- Kaloleni Location of Kaloleni in Kenya
- Coordinates: 1°17′43″S 36°50′41″E﻿ / ﻿1.29528°S 36.84472°E
- Country: Kenya
- County: Nairobi City
- Sub-county: Makadara

Area
- • Total: 0.6 km^{2} (0.23 sq mi)

Population (2019)
- • Total: 16,761
- • Density: 30,257/km^{2} (78,370/sq mi)

= Kaloleni, Nairobi =

Suburb of Nairobi, Kenya

Kaloleni is a residential neighbourhood in the city of Nairobi. It is approximately 3 km southeast of the central business district of Nairobi. It is one of the oldest estates in Nairobi, having been completed in the 1940s.

==Location==
Kaloleni is located approximately 3 km southeast of Nairobi's central business district. It is straddled by Jogoo Road to the south. It borders other neighbourhoods such as Makongeni and Industrial Area.

==Overview==
Following recommendations by Sir Charles Mortimer, who chaired the African Housing Committee (AHC), conception of Kaloleni began as early as 1927. Its initial stages of the estate's design was greatly influenced by Garden City Concept, although the final blueprint was informed by the template created by American urban planner Clarence Perry based on his concept, the Neighbourhood Unit. The estate was built in the 1940s by the Italian prisoners of the war. The bungalows were built of stone, roofed with Mangalore tiles, and floors finished with cement screed.

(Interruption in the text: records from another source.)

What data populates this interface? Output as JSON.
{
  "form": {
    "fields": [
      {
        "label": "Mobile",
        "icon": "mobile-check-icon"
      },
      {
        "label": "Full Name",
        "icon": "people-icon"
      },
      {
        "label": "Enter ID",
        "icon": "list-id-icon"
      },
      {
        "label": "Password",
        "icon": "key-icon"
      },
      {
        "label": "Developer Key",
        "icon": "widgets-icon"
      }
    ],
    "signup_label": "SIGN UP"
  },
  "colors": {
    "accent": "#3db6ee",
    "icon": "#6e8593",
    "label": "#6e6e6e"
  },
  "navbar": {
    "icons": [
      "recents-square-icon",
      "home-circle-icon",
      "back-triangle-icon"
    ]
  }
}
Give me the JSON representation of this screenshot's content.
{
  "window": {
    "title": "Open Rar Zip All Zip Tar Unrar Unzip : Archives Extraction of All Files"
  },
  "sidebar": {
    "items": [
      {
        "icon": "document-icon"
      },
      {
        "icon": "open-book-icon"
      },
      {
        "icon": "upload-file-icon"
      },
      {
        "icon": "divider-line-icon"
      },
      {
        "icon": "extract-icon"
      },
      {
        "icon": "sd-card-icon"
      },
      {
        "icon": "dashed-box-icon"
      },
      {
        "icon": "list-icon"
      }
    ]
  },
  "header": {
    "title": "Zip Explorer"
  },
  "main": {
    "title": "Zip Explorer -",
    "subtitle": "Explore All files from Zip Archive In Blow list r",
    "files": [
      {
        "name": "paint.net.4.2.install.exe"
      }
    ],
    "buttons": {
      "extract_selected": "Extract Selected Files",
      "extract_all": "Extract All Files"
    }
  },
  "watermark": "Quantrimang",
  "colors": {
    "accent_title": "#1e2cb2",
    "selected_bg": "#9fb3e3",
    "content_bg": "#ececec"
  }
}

Kaloleni Social Hall was completed with the same design as the bungalows but was bigger. It is at Kaloleni Social Hall that social and political meetings were convened in an effort to push for independence.

Kaloleni was completed in the 1948 and gifted to World War II veterans, the King's African Rifles. The neighbourhood has remained relatively unchanged but the houses have become dilapidated and in need of renovation. Kaloleni residents have put up informal extensions, and rented them out for extra income.